Gabriel Azevedo na área!

Inundações, alagamentos, erosões, desmoronamentos... Aos 120 anos, a nossa jovem Belo Horizonte sente os  graves efeitos do descaso com que a natureza e a sustentabilidade sempre foram tratadas. Enquanto em outros países e mesmo em algumas cidades brasileiras a preservação ambiental e o desenvolvimento sustentável tornam-se cada vez mais relevantes, por aqui são temas relegados a segundo plano, abandonados nas gavetas dos gestores públicos.
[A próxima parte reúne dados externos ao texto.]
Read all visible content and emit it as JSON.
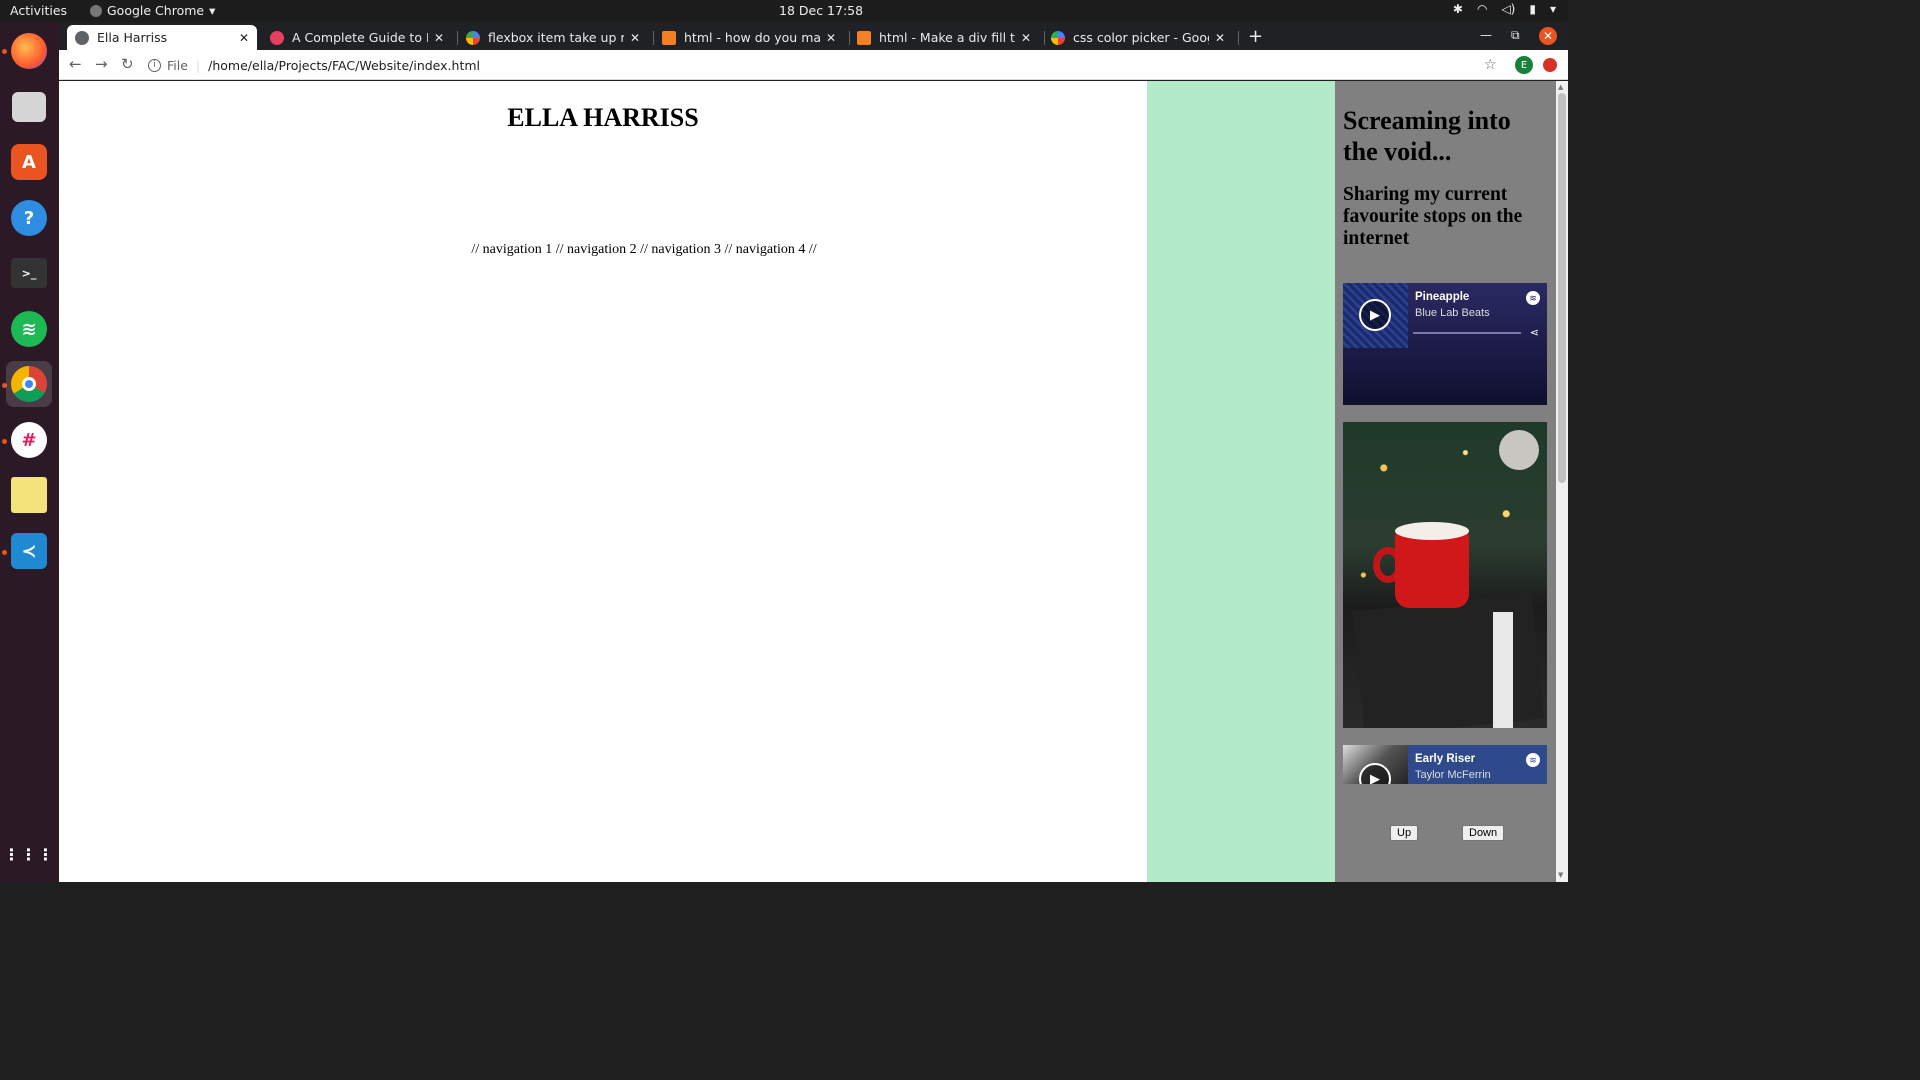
{
  "topbar": {
    "activities": "Activities",
    "app_name": "Google Chrome",
    "clock": "18 Dec  17:58"
  },
  "dock": {
    "items": [
      "firefox",
      "files",
      "software",
      "help",
      "terminal",
      "spotify",
      "chrome",
      "slack",
      "notes",
      "vscode",
      "show-apps"
    ]
  },
  "tabs": [
    {
      "title": "Ella Harriss",
      "active": true
    },
    {
      "title": "A Complete Guide to Flexbox",
      "active": false
    },
    {
      "title": "flexbox item take up remaining",
      "active": false
    },
    {
      "title": "html - how do you make a div",
      "active": false
    },
    {
      "title": "html - Make a div fill the height",
      "active": false
    },
    {
      "title": "css color picker - Google Search",
      "active": false
    }
  ],
  "toolbar": {
    "scheme": "File",
    "url": "/home/ella/Projects/FAC/Website/index.html"
  },
  "page": {
    "title": "ELLA HARRISS",
    "nav": "// navigation 1 // navigation 2 // navigation 3 // navigation 4 //",
    "sidebar": {
      "heading": "Screaming into the void...",
      "subheading": "Sharing my current favourite stops on the internet",
      "embeds": [
        {
          "track": "Pineapple",
          "artist": "Blue Lab Beats"
        },
        {
          "track": "Early Riser",
          "artist": "Taylor McFerrin"
        }
      ],
      "up_label": "Up",
      "down_label": "Down"
    }
  },
  "colors": {
    "green_column": "#b3eac8",
    "sidebar_bg": "#808080",
    "accent": "#e95420"
  }
}
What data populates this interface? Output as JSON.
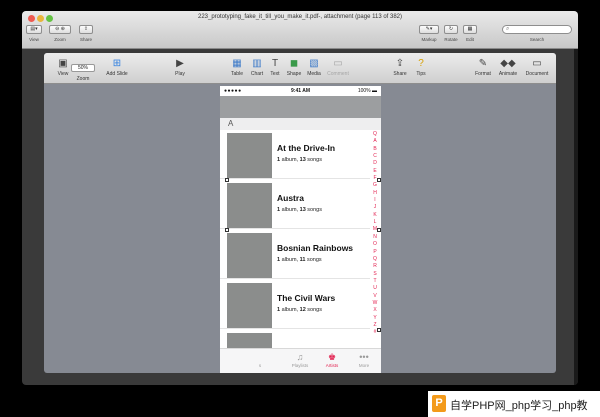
{
  "preview": {
    "title": "223_prototyping_fake_it_till_you_make_it.pdf-, attachment (page 113 of 382)",
    "toolbar_labels": {
      "view": "View",
      "zoom": "Zoom",
      "share": "Share",
      "markup": "Markup",
      "rotate": "Rotate",
      "edit": "Edit",
      "search": "Search"
    }
  },
  "keynote": {
    "toolbar": {
      "view": "View",
      "zoom_value": "50%",
      "zoom": "Zoom",
      "add_slide": "Add Slide",
      "play": "Play",
      "table": "Table",
      "chart": "Chart",
      "text": "Text",
      "shape": "Shape",
      "media": "Media",
      "comment": "Comment",
      "share": "Share",
      "tips": "Tips",
      "format": "Format",
      "animate": "Animate",
      "document": "Document"
    }
  },
  "phone": {
    "status": {
      "carrier": "●●●●● ",
      "time": "9:41 AM",
      "battery": "100%"
    },
    "section_header": "A",
    "artists": [
      {
        "name": "At the Drive-In",
        "albums": "1",
        "albums_word": " album, ",
        "songs": "13",
        "songs_word": " songs"
      },
      {
        "name": "Austra",
        "albums": "1",
        "albums_word": " album, ",
        "songs": "13",
        "songs_word": " songs"
      },
      {
        "name": "Bosnian Rainbows",
        "albums": "1",
        "albums_word": " album, ",
        "songs": "11",
        "songs_word": " songs"
      },
      {
        "name": "The Civil Wars",
        "albums": "1",
        "albums_word": " album, ",
        "songs": "12",
        "songs_word": " songs"
      }
    ],
    "index": [
      "Q",
      "A",
      "B",
      "C",
      "D",
      "E",
      "F",
      "G",
      "H",
      "I",
      "J",
      "K",
      "L",
      "M",
      "N",
      "O",
      "P",
      "Q",
      "R",
      "S",
      "T",
      "U",
      "V",
      "W",
      "X",
      "Y",
      "Z",
      "#"
    ],
    "tabs": [
      {
        "label": "Playlists"
      },
      {
        "label": "Artists"
      },
      {
        "label": "More"
      }
    ],
    "tab_partial": "s",
    "accent_color": "#e2204f"
  },
  "watermark": {
    "logo": "P",
    "text": "自学PHP网_php学习_php教"
  }
}
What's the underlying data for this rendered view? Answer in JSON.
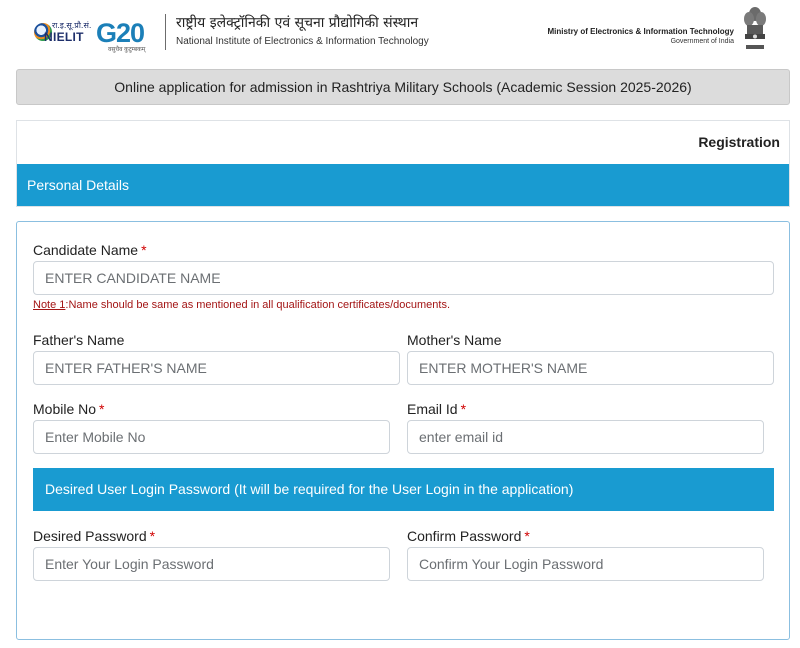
{
  "header": {
    "nielit_hindi": "रा.इ.सू.प्रौ.सं.",
    "nielit_text": "NIELIT",
    "g20_text": "G20",
    "g20_sub": "वसुधैव कुटुम्बकम्",
    "institute_hindi": "राष्ट्रीय इलेक्ट्रॉनिकी एवं सूचना प्रौद्योगिकी संस्थान",
    "institute_english": "National Institute of Electronics & Information Technology",
    "ministry": "Ministry of Electronics & Information Technology",
    "government": "Government of India"
  },
  "app_title": "Online application for admission in Rashtriya Military Schools (Academic Session 2025-2026)",
  "registration_label": "Registration",
  "section_personal": "Personal Details",
  "form": {
    "candidate_name": {
      "label": "Candidate Name",
      "required_mark": "*",
      "placeholder": "ENTER CANDIDATE NAME"
    },
    "note_label": "Note 1",
    "note_text": ":Name should be same as mentioned in all qualification certificates/documents.",
    "father_name": {
      "label": "Father's Name",
      "placeholder": "ENTER FATHER'S NAME"
    },
    "mother_name": {
      "label": "Mother's Name",
      "placeholder": "ENTER MOTHER'S NAME"
    },
    "mobile": {
      "label": "Mobile No",
      "required_mark": "*",
      "placeholder": "Enter Mobile No"
    },
    "email": {
      "label": "Email Id",
      "required_mark": "*",
      "placeholder": "enter email id"
    },
    "password_section": "Desired User Login Password (It will be required for the User Login in the application)",
    "desired_password": {
      "label": "Desired Password",
      "required_mark": "*",
      "placeholder": "Enter Your Login Password"
    },
    "confirm_password": {
      "label": "Confirm Password",
      "required_mark": "*",
      "placeholder": "Confirm Your Login Password"
    }
  },
  "colors": {
    "section_bar": "#199bd1",
    "required": "#d00000",
    "note": "#a31515"
  }
}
"Precisamos preservar as encostas", alertam os ambientalistas. "Que nada,  BH tem que crescer",  devolvem os defensores do desenvolvimento a qualquer custo. "Nossos fundos de vale estão ameçados", insistem os urbanistas. "Que bobagem", retruca quem considera a preocupação com o meio ambiente coisa desimportante, sem resultados práticos. Essa é uma queda de braço que sempre pendeu para o lado de quem não se importa com a natureza e, hoje, 2,5 milhões de belo-horizontinos pagam um preço muito elevado por conta dessa opção.

O Arrudas, em BH

Os problemas no período chuvoso aumentam de intensidade de ano a ano. Todos, sem exceção, provocados pela interferência humana. Rios aprisionados em canais, construções em encostas, impermeabilização do solo, destruição de áreas verdes, enfim, são inúmeros os erros cometidos no processo de ocupação de Belo Horizonte. Sem ser pessimista, afirmo que a situação é muito complicada, mas mantenho a esperança ao dizer que para todas as dificuldades que listei aqui há soluções de engenharia e urbanismo capazes de reverter a degradação.

Tomemos como exemplo os cursos d'água que cortam BH, como o Arrudas, o Acaba Mundo, o Vilarinho, o Córrego da Serra, o Córrego do Leitão e outros. Todos cobertos por asfalto, aprisionados em uma caixa de concreto e aço.  Hoje é consenso entre os urbanistas e ambientalistas que canalizar rios não é a melhor solução. O mais indicado é deixá-los a céu aberto e investir em sua despoluição e revitalização. 

O Rio Han, na Coreia do Sul, é o maior exemplo de sucesso em termos de recuperação de rios, mas há outros, como o Sena, em Paris, o Tâmisa, em Londres, e o River Walk, em San Antônio, no Texas. Áreas de lazer e socialização ocuparam locais antes poluídos e inacessíveis à população. São projetos ambiciosos, mas sempre é preciso dar um passo a mais, projetar o futuro, caso queiramos uma cidade sustentável e menos vulnerável a  desastres naturais.

O Tâmisa: ícone inglês 

Quanto à impermeabilização, no Brasil trocar calçamento por asfalto virou símbolo de desenvolvimento, de pujança econômica. Só esqueceram que, em uma cidade de relevo acidentado, a enxurrada desce as encostas,  ganha força, se torna mais volumosa até chegar à parte baixa, onde arrasta carros, leva o asfalto, invade lojas e casas, traz prejuízos e, não raro, fere e mata. Da mesma forma, os gramados e quintais deram lugar ao concreto. Estruturas  que retêm a água da chuva até que ela transborde e inunde tudo.

São inúmeras as soluções já disponíveis para reduzir a impermeabilização. Asfalto e concreto porosos, pisos recicláveis, sistemas auxiliares de drenagem, enfim, uma gama extensa de recursos tecnológicos que podem e devem ser usados em obras públicas e particulares.  Há materiais de custo inferior à pavimentação rígida tradicional.  Mas é preciso que gestores públicos e cidadãos se conscientizem da necessidade de mudar a forma como a urbanização de BH foi e continua sendo tratada.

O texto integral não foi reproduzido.